With the largest camera ever to be sent into space, Mission Gaia will image one billion stars, revealing valuable information about the structure and evolution of our home galaxy, as well as discover supernovas, previously unseen asteroids and planets around nearby stars. On November 20, 2013 at Europe's spaceport in Kourou, French Guiana, the ESA will launch its surveyor, Gaia, to engage in a five year mission to map a billion stars with unprecedented precision.
Once in space, Gaia will head towards Lagrange Point, or L2, some 1.5 million km beyond Earth's orbit. Once there, the surveyor will take up its stable position in orbit around the Sun and begin imaging. It will observe an estimated billion stars, repeatedly.
Each observation will reveal information about individual star position and movement. However, that's not all: Gaia will also take measurements of each star's "vital signs," such as stellar temperature, luminosity and chemical composition. These observations will hugely assist astronomers in refining our understanding of our own galaxy, including its origins and evolution.
Gaia isn't a lightweight. It consists of two telescopes which rotate slowly, sweeping the expanse of the entire sky and focusing the light of both telescopes simultaneously onto the CCD array of a single digital camera. The camera itself is the largest ever flown into space and has the capacity of nearly a billion pixels! At the Kourou launch area, the last two months have been flurry of tests for the Gaia mission and preparing for launch.
"Getting ready for launch is an extremely busy phase for the mission teams, but it's also extremely exciting and rewarding to see our mission so close to launch," says Giuseppe Sarri, ESA's Gaia project manager.
One of the most fascinating components of the Gaia craft is its sunshield. At the beginning of October, it passed its final deployment test and has now been tucked away in its final configuration, ready for launch. Once the spacecraft reaches its goal, the sunshield will deploy and create a 10.5 meter wide umbrella around the base of the surveyor. This will become a dual-purpose venture: the sunshield will protect the spacecraft's sensitive telescopes and cameras from solar damage - keeping them at a safe operating temperature of -110°C - while the solar panels on the other side will help generate electricity to power the systems.
"With this important milestone -- and others -- now completed, we are working through an intensive checklist of final activities that will culminate in the much-awaited launch of our 'discovery machine'," adds Giuseppe.

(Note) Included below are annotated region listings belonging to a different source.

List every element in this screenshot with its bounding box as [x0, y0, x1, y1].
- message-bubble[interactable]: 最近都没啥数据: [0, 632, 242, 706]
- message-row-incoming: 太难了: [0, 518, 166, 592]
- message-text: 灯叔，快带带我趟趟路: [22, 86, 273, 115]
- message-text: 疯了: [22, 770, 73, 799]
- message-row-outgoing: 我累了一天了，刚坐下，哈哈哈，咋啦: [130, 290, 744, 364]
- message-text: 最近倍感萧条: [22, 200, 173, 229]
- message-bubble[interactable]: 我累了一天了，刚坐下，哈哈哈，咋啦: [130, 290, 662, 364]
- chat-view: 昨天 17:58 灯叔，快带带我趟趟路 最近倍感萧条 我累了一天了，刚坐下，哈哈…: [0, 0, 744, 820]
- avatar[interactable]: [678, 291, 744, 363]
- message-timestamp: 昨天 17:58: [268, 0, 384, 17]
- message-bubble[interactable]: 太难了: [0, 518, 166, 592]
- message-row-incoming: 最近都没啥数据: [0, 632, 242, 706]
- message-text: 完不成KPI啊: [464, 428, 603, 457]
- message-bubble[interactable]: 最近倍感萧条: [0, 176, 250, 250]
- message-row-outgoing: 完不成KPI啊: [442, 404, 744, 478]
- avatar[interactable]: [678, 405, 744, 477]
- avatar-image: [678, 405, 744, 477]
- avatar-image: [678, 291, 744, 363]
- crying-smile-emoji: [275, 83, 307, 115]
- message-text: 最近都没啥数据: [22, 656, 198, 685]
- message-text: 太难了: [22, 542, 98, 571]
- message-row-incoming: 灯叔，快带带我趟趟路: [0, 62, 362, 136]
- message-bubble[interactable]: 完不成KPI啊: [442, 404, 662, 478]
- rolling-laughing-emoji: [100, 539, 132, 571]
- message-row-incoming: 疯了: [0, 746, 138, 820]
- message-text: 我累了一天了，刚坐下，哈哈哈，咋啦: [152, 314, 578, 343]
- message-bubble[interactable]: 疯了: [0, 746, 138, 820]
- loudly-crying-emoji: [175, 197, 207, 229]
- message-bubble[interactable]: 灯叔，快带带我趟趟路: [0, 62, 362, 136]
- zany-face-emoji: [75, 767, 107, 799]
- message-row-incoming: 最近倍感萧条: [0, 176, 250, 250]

By now, at ESA's European Spacecraft Operations Center in Darmstadt, Germany, the Gaia Mission Control Team will have completed a full simulation for crucial launch functions and the beginning phases of the mission's orbit. The Gaia craft itself will have received its fuel supply at Kourou; its tanks topped off and ready to carry out the propulsion system's commands when it makes it into space.
At the beginning of November, Gaia will then be transferred to the Soyuz launch adapter where it will receive its upper stage that will help boost the space traveler along on its journey to L2. During the initial four minutes of launch, Gaia will be outfitted with a Soyuz fairing, a protective nose cone that will shield it against damage.
Then, on November 15, 2013, Gaia will be transferred to the launch pad where it will be mated with the Soyuz launcher and fueled for the ride. Five days later, on November 20, 2013, at 08:57:30 GMT, the spacecraft will take off! If you're interested in watching this historic event, it will be streamed live on the ESA Portal at http://www.esa.int
"We are excited to see the launch less than one month away, but there are still a lot of final preparations to complete," says Timo Prusti, ESA's Gaia project scientist. "Our quest to create an enormous stellar census to solve questions on the origin, structure and evolutionary history of our home galaxy, and to discover tens of thousands of supernovas, previously unseen asteroids and even planets around nearby stars, is finally about to begin."
Just like updating your GPS system, the Gaia Star Survey will update our astronomical catalogs and much, much more. Even given a billion stars, that's only about 1% of the number of stars astronomers estimate to be within the Milky Way. Ah, well. Move over, Hipparchos, there's a new kid on the block!